Milan is sometimes maligned as more like New York City than Italy but I have never found it to ring true. I like Milan. If you visit you must visit the magnificent cathedral, eat a meal at an elegant trattoria in the Gallerie Vittorio Emanuele II, see the Last Supper by Da Vinci (you’ll only want to do this once), visit the fashion shops in the Golden Quarter, and have a pizza at Pizza OK.



Great pizza, terrible branding.

GoOpti – Ride-sharing the Long Haul to Milan

One thing that Ljubljana does not have is very good travel connections to Italy. When researching, flights were not real practical as they almost always connect through some other European capital and there is not direct train service between Ljubljana and Milan, my next destination. But, in checking on TripAdvisor’s forums, I found mention of a relatively young company called GoOpti which is a ride sharing service based in Slovenia.

Here’s how it works. You put in your desired route. If they serve it, you have a few options. First, you can pay the lowest amount and tell them when you want to arrive at your destination “no later than.” They will give you a four hour window when you might be picked up and you will only have a better idea of actual time one day before departure. For a bit more, you can buy a shorter, two hour window for pick-up. For even more, you can be the last person picked up and know your exact time. And, finally, you can pay a huge amount for private transfer where only your party will be on the vehicle.

I opted for the two hour window – between 5:30 a.m. and 7:30 a.m. – and paid 114 euros. Perhaps because of the location of my hotel by the highway and well out of town, my 24 hour notice told me that I would be picked up at 7:30 a.m. so I got that benefit without paying for it.

Now, the downside of being the last one picked up is that you get whatever seat is left. For me, this was the middle passenger in the front seat. I don’t believe I’ve sat in that spot since I was 8 years old and driving with my family across the vastness of the U.S. Back at that age, it was a real treat, liberating one of the three children from sharing the back seat with their siblings.

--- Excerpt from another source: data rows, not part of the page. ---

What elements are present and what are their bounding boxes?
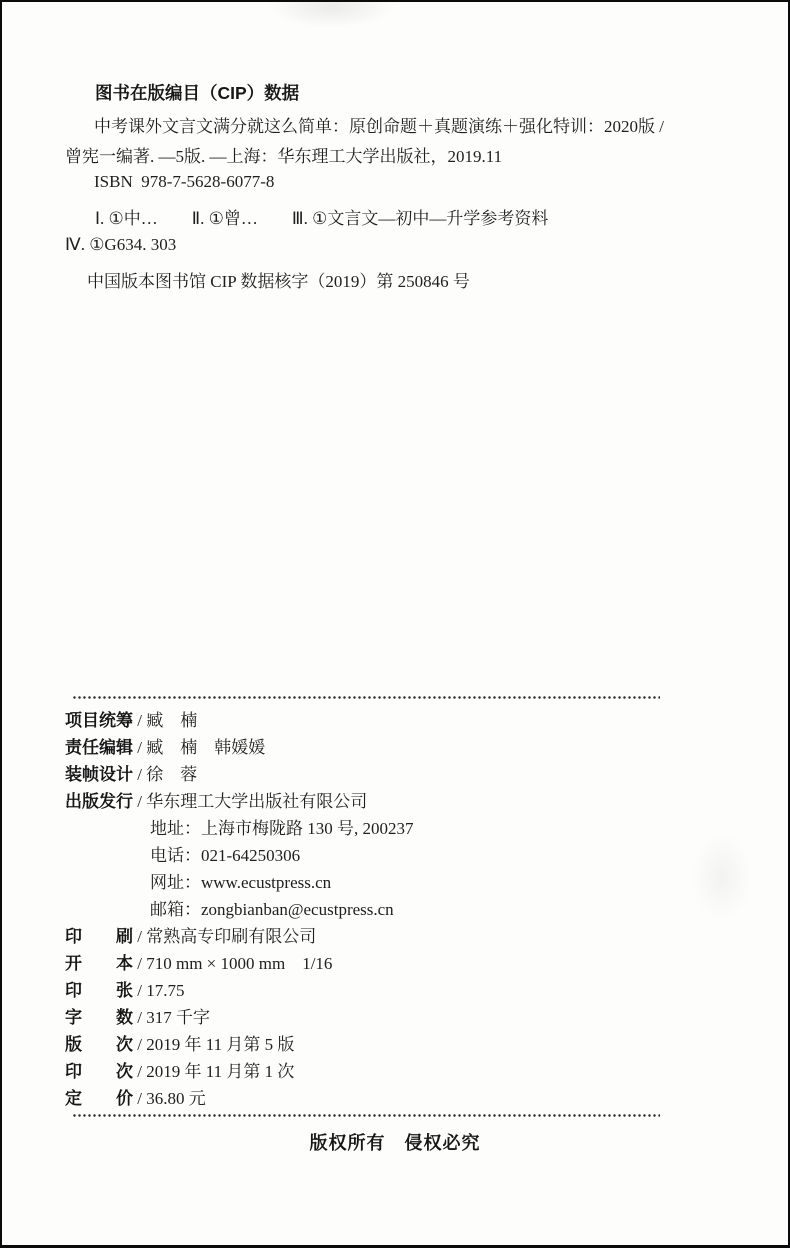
colophon-row-phone xyxy=(150,842,725,869)
colophon-row-project-coordinator xyxy=(65,707,725,734)
colophon-separator: ： xyxy=(184,900,201,919)
colophon-row-publisher xyxy=(65,788,725,815)
colophon-row-address xyxy=(150,815,725,842)
colophon-label: 网址 xyxy=(150,873,184,892)
colophon-value: 常熟高专印刷有限公司 xyxy=(146,927,317,946)
dotted-divider-top xyxy=(72,696,660,699)
colophon-value: 17.75 xyxy=(146,981,185,1000)
cip-classification-line-1: Ⅰ. ①中… Ⅱ. ①曾… Ⅲ. ①文言文—初中—升学参考资料 xyxy=(95,209,549,228)
colophon-separator: / xyxy=(133,792,147,811)
dotted-divider-bottom xyxy=(72,1114,660,1117)
colophon-label: 地址 xyxy=(150,819,184,838)
colophon-row-responsible-editor xyxy=(65,734,725,761)
cip-record-line-2: 曾宪一编著. —5版. —上海：华东理工大学出版社，2019.11 xyxy=(65,147,503,166)
colophon-row-price xyxy=(65,1085,725,1112)
colophon-row-sheets xyxy=(65,977,725,1004)
colophon-label: 出版发行 xyxy=(65,792,133,811)
colophon-label: 版 次 xyxy=(65,1035,133,1054)
colophon-separator: / xyxy=(133,1008,147,1027)
colophon-row-edition xyxy=(65,1031,725,1058)
colophon-separator: ： xyxy=(184,846,201,865)
colophon-row-book-design xyxy=(65,761,725,788)
colophon-label: 定 价 xyxy=(65,1089,133,1108)
colophon-value: 2019 年 11 月第 5 版 xyxy=(146,1035,295,1054)
cip-heading: 图书在版编目（CIP）数据 xyxy=(95,83,300,103)
colophon-separator: ： xyxy=(184,819,201,838)
cip-classification-line-2: Ⅳ. ①G634. 303 xyxy=(65,235,177,254)
colophon-value: 36.80 元 xyxy=(146,1089,206,1108)
colophon-value: 317 千字 xyxy=(146,1008,210,1027)
cip-isbn: ISBN 978-7-5628-6077-8 xyxy=(94,172,275,191)
colophon-label: 字 数 xyxy=(65,1008,133,1027)
colophon-value: www.ecustpress.cn xyxy=(201,873,332,892)
colophon-separator: / xyxy=(133,1089,147,1108)
colophon-value: 2019 年 11 月第 1 次 xyxy=(146,1062,295,1081)
colophon-label: 印 刷 xyxy=(65,927,133,946)
colophon-row-website xyxy=(150,869,725,896)
colophon-separator: / xyxy=(133,981,147,1000)
colophon-row-impression xyxy=(65,1058,725,1085)
colophon-separator: / xyxy=(133,927,147,946)
colophon-label: 项目统筹 xyxy=(65,711,133,730)
colophon-section xyxy=(65,707,725,1112)
cip-record-line-1: 中考课外文言文满分就这么简单：原创命题＋真题演练＋强化特训：2020版 / xyxy=(94,117,664,136)
colophon-separator: / xyxy=(133,738,147,757)
colophon-separator: / xyxy=(133,711,147,730)
colophon-label: 印 张 xyxy=(65,981,133,1000)
colophon-value: 徐 蓉 xyxy=(146,765,198,784)
copyright-notice: 版权所有 侵权必究 xyxy=(309,1133,481,1153)
colophon-separator: / xyxy=(133,765,147,784)
colophon-label: 邮箱 xyxy=(150,900,184,919)
colophon-row-word-count xyxy=(65,1004,725,1031)
colophon-label: 电话 xyxy=(150,846,184,865)
colophon-separator: / xyxy=(133,1035,147,1054)
colophon-value: 上海市梅陇路 130 号, 200237 xyxy=(201,819,414,838)
colophon-value: 臧 楠 韩媛媛 xyxy=(146,738,266,757)
colophon-label: 装帧设计 xyxy=(65,765,133,784)
colophon-separator: / xyxy=(133,1062,147,1081)
colophon-separator: / xyxy=(133,954,147,973)
cip-registration-number: 中国版本图书馆 CIP 数据核字（2019）第 250846 号 xyxy=(87,272,470,291)
colophon-label: 开 本 xyxy=(65,954,133,973)
colophon-value: 021-64250306 xyxy=(201,846,301,865)
colophon-row-format xyxy=(65,950,725,977)
colophon-value: 华东理工大学出版社有限公司 xyxy=(146,792,368,811)
colophon-value: 710 mm × 1000 mm 1/16 xyxy=(146,954,333,973)
colophon-row-printer xyxy=(65,923,725,950)
colophon-label: 印 次 xyxy=(65,1062,133,1081)
scan-smudge xyxy=(267,2,397,28)
colophon-value: 臧 楠 xyxy=(146,711,198,730)
colophon-separator: ： xyxy=(184,873,201,892)
colophon-row-email xyxy=(150,896,725,923)
colophon-value: zongbianban@ecustpress.cn xyxy=(201,900,394,919)
colophon-label: 责任编辑 xyxy=(65,738,133,757)
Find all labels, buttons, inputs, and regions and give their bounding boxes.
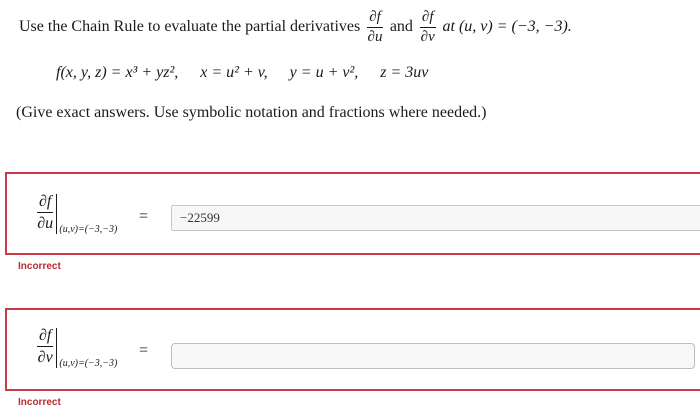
partial-f-u-fraction: [37, 194, 53, 232]
partial-derivative-label: [37, 194, 117, 235]
answer-box-df-dv: [5, 308, 700, 391]
fraction-denominator: ∂u: [367, 28, 383, 45]
evaluation-bar: [56, 328, 57, 368]
answer-input-df-dv[interactable]: [171, 343, 695, 369]
fraction-numerator: ∂f: [420, 10, 436, 28]
evaluation-bar: [56, 194, 57, 234]
question-intro: Use the Chain Rule to evaluate the partial derivatives: [19, 18, 361, 35]
equals-sign: =: [139, 342, 149, 359]
equals-sign: =: [139, 208, 149, 225]
instruction-text: (Give exact answers. Use symbolic notation and fractions where needed.): [16, 104, 487, 121]
equation-z: z = 3uv: [380, 64, 429, 81]
answer-box-df-du: [5, 172, 700, 255]
equation-x: x = u² + v,: [200, 64, 268, 81]
fraction-denominator: ∂v: [420, 28, 435, 45]
evaluation-subscript: (u,v)=(−3,−3): [59, 224, 118, 235]
partial-f-v-fraction: [37, 328, 53, 366]
fraction-denominator: ∂v: [37, 349, 53, 366]
function-definitions: [56, 64, 446, 82]
answer-input-df-du[interactable]: −22599: [171, 205, 700, 231]
question-prompt: [16, 6, 696, 48]
equation-y: y = u + v²,: [289, 64, 359, 81]
fraction-denominator: ∂u: [37, 215, 54, 232]
fraction-numerator: ∂f: [367, 10, 383, 28]
fraction-numerator: ∂f: [37, 194, 53, 213]
status-incorrect: Incorrect: [18, 397, 61, 408]
fraction-numerator: ∂f: [37, 328, 53, 347]
evaluation-subscript: (u,v)=(−3,−3): [59, 358, 118, 369]
partial-derivative-label: [37, 328, 117, 369]
and-word: and: [389, 18, 413, 35]
partial-f-u-fraction: [367, 10, 383, 45]
partial-f-v-fraction: [420, 10, 436, 45]
evaluation-point: at (u, v) = (−3, −3).: [442, 18, 572, 35]
status-incorrect: Incorrect: [18, 261, 61, 272]
question-line: [16, 6, 696, 48]
equation-f: f(x, y, z) = x³ + yz²,: [56, 64, 179, 81]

This wasn’t so much of a treat. All was okay if I held my arms out in front of me and remembered to move my left knee to the right when the driver needed to shift the manual transmission. It wasn’t quite a full seat so not all of my arse was ever on the seat at the same time. But, I did have an air conditioning vent right in front of me, so that was nice.

I only had to ride this way until Treviso, Italy – about 2.5 hours – where we let a few passengers off. After a further stop to let a couple of more passengers off, we were in Milan at the central train station right at 2:00 p.m., the promised time. Everything ran exactly on time and the driver could not have been more professional so I would definitely consider this again.

One note to the Spanish speaking lady on the trip..if you want to primp your hair and face for over an hour, that is your prerogative but please don’t use hairspray when doing a ride-share. It is rude.